FPSG-UIUC / GoFetch

GoFetch: Breaking Constant-Time Cryptographic Implementations Using Data Memory-Dependent Prefetchers -- USENIX Security'24
231 stars 14 forks source link

circumstances #2

Open daslicht opened 5 months ago

daslicht commented 5 months ago

can this exploid run without installing code on teh target machine? Or how else could that be a danger? please Or is there still a way to execute arbitary code from remote, wasn't that patched?

Darival commented 5 months ago

I always find it funny when news outlets take a vulnerability so out of proportion ignoring the fact that the attacker need to get access to your computer. don't get me wrong it is still a vulnerability and need to be addressed by apple but no need to throw away your m1 mac

emilcondrea commented 5 months ago

That's the main question!

Even if it does not require installation of malicious app, can the exploit be triggered from javascript that's executed when visiting malicious website? If that's true, is very bad!
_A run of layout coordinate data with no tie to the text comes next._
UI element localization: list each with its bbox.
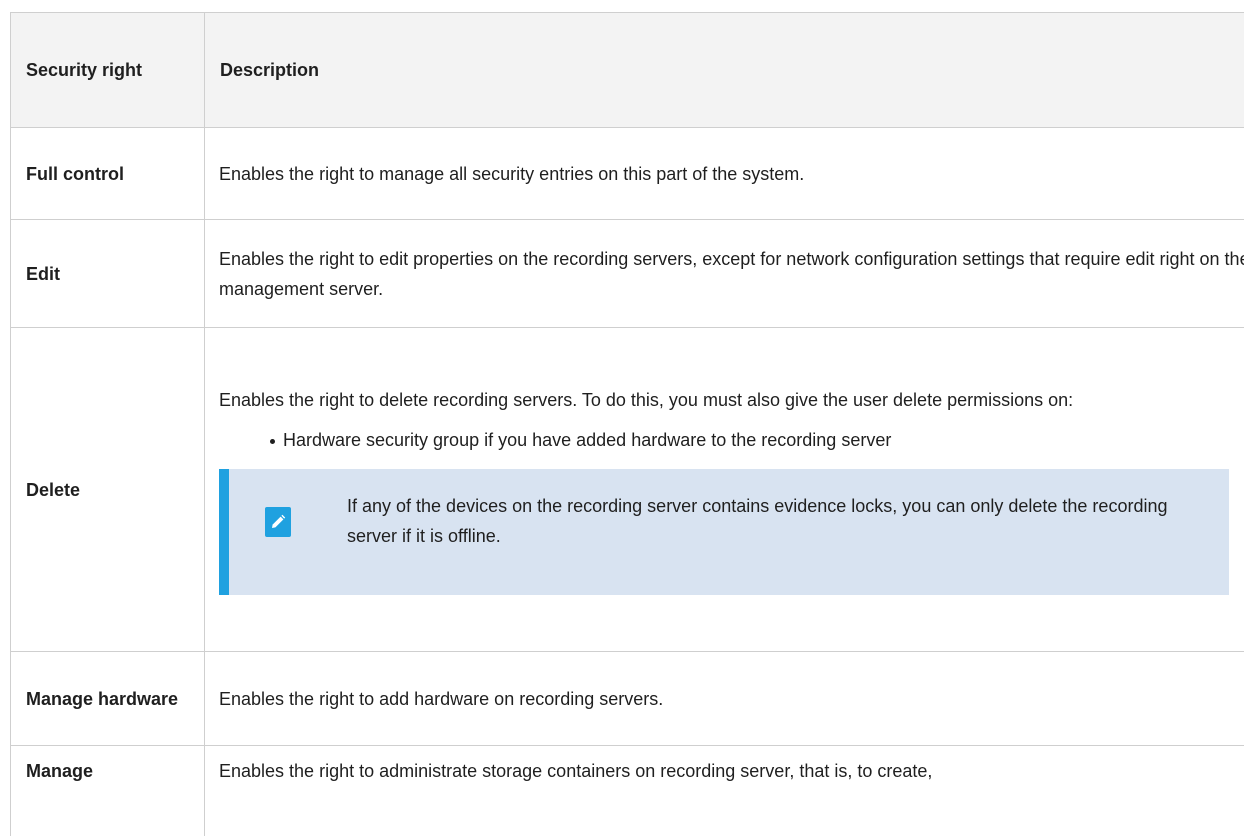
list-item: Hardware security group if you have adde… <box>270 425 1244 455</box>
note-text: If any of the devices on the recording s… <box>347 495 1168 546</box>
right-name: Full control <box>10 127 205 220</box>
right-name: Manage <box>10 745 205 836</box>
right-description-cell: Enables the right to delete recording se… <box>204 327 1244 652</box>
permission-list: Hardware security group if you have adde… <box>219 425 1244 455</box>
right-name: Manage hardware <box>10 651 205 746</box>
right-description: Enables the right to administrate storag… <box>204 745 1244 836</box>
right-description: Enables the right to edit properties on … <box>204 219 1244 328</box>
right-description: Enables the right to add hardware on rec… <box>204 651 1244 746</box>
header-description: Description <box>204 12 1244 128</box>
right-name: Delete <box>10 327 205 652</box>
table-row: Full control Enables the right to manage… <box>10 127 1244 220</box>
pencil-icon <box>265 506 291 537</box>
right-description: Enables the right to manage all security… <box>204 127 1244 220</box>
right-name: Edit <box>10 219 205 328</box>
page: Security right Description Full control … <box>0 0 1244 836</box>
table-row: Manage Enables the right to administrate… <box>10 745 1244 836</box>
table-row: Delete Enables the right to delete recor… <box>10 327 1244 652</box>
table-header-row: Security right Description <box>10 12 1244 128</box>
right-description: Enables the right to delete recording se… <box>219 389 1074 410</box>
table-row: Manage hardware Enables the right to add… <box>10 651 1244 746</box>
security-rights-table: Security right Description Full control … <box>10 12 1244 836</box>
note-callout: If any of the devices on the recording s… <box>219 468 1229 595</box>
table-row: Edit Enables the right to edit propertie… <box>10 219 1244 328</box>
header-security-right: Security right <box>10 12 205 128</box>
One way of exploiting this requires 2 steps 1) serving malicious js on public networks that require signin over http(eg. hotels, airports). 2) the attacker, being on the same network, monitors the encrypted traffic of the victim and through malicious js from 1) that still runs in the other tab, execute Gofetch attack to figure out the TLS keys, so it can completely hijack the victim.

There are a couple of sidechannel attacks that can be achieved from javascript, see Fantastic Timers and where to find them

daslicht commented 5 months ago

I always find it funny when news outlets take a vulnerability so out of proportion ignoring the fact that the attacker need to get access to your computer. don't get me wrong it is still a vulnerability and need to be addressed by apple but no need to throw away your m1 mac

Exactly what I thought, I ve read so much B$ on social media so I though to clear it out I just ask some profis here :) So you confirm, it is not possible via JavaScript over the internet?
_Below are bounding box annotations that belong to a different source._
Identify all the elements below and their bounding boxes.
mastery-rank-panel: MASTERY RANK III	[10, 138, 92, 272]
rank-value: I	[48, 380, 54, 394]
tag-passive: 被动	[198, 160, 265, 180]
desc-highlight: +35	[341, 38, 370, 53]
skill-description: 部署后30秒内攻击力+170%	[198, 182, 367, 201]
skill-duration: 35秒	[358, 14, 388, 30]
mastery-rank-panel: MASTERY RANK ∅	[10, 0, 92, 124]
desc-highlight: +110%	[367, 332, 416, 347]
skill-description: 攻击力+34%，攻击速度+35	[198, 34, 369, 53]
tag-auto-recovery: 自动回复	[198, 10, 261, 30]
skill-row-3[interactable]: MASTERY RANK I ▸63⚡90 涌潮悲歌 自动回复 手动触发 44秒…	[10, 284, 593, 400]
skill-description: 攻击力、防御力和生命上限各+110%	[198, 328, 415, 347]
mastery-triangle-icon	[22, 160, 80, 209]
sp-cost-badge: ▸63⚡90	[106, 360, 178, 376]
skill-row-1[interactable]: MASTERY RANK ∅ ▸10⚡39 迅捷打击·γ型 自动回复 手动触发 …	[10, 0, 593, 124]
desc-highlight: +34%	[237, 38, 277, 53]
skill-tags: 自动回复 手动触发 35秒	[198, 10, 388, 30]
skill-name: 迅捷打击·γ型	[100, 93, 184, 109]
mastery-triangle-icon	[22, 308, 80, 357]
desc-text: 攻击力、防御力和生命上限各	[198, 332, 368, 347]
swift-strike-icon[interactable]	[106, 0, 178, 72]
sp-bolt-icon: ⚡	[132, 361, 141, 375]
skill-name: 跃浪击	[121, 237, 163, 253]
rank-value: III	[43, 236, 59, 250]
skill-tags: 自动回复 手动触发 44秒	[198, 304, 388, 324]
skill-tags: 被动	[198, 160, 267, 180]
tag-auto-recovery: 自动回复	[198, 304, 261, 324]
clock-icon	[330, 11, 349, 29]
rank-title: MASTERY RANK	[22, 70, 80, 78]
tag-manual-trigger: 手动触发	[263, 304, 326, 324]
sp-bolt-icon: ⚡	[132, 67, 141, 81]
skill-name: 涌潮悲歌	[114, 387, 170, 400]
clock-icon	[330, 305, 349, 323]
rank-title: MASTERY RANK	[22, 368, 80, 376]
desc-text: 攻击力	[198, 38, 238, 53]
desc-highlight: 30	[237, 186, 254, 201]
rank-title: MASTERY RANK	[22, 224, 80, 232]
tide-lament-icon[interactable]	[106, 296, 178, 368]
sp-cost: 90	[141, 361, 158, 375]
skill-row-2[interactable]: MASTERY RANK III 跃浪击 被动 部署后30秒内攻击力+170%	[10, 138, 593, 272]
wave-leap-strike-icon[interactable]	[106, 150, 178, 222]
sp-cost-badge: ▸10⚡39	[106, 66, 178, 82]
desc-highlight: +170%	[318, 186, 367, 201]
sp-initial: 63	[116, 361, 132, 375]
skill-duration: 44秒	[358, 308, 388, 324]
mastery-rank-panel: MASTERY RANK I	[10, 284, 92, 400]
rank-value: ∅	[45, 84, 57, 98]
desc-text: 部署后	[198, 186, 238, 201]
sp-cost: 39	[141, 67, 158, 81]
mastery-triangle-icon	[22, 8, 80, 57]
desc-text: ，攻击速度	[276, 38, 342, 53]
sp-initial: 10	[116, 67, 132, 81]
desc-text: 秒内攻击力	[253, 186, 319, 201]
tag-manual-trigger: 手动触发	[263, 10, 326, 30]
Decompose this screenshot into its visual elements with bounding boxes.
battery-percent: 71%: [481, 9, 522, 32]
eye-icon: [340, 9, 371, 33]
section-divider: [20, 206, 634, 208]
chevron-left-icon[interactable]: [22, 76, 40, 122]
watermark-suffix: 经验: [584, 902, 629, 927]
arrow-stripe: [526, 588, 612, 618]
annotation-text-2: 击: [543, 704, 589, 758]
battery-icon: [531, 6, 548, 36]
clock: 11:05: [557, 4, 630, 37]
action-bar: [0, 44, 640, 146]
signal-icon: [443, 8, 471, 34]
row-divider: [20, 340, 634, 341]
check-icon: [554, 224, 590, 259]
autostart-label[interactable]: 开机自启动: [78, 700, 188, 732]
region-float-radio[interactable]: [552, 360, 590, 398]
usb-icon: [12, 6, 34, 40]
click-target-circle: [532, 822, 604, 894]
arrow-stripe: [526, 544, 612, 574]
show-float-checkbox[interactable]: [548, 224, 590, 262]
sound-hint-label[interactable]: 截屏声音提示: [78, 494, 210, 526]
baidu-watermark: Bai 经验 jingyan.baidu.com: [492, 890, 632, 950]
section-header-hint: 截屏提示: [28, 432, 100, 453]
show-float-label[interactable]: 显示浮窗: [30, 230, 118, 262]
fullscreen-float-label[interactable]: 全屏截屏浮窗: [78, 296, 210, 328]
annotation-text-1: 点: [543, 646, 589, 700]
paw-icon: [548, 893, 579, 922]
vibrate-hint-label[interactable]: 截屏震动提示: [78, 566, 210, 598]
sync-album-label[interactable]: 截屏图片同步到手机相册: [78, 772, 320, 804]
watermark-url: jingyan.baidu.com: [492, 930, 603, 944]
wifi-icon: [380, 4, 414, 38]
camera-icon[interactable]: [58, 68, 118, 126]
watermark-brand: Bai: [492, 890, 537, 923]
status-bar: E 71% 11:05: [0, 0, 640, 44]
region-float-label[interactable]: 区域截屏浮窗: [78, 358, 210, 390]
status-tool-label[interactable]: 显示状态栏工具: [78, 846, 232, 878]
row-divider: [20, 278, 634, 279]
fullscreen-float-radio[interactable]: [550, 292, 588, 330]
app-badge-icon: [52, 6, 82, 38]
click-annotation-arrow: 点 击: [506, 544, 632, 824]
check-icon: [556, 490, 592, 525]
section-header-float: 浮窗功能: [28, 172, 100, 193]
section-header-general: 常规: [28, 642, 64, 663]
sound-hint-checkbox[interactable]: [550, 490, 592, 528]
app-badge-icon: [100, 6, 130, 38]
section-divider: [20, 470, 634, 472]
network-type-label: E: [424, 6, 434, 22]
mevanloon commented 5 months ago

In theory the exploit could run on WASM (low-level code in JS), since the exploit would supposedly ignore the sandbox that it's in. But I don't know enough about the low-level stuff to answer that.

daslicht commented 5 months ago

In theory the exploit could run on WASM (low-level code in JS), since the exploit would supposedly ignore the sandbox that it's in. But I don't know enough about the low-level stuff to answer that.

Related: https://www.forcepoint.com/blog/x-labs/webassembly-potentials-and-pitfalls https://github.com/stevespringett/disable-webassembly

So the question is: "How to disable WASM in Safari"

gerrywastaken commented 5 months ago

So as far as I know, browser vendors and others made timers less precise in an attempted mitigation against such attacks via javascript: https://v8.dev/blog/spectre#timer-mitigations

It wouldn't make sense for them to reintroduce the attack vector via WASM.

I just wonder if similar threading techniques to those mentioned in the gofetch paper could be used to work around the timer limitations in js/wasm. Interesting times.

mevanloon commented 4 months ago

@bl4zk0 They're the same architecture, basically the same chips.

But as noted on the homepage, Hector Martin found a chicken bit that disables DMP, so it can be patched.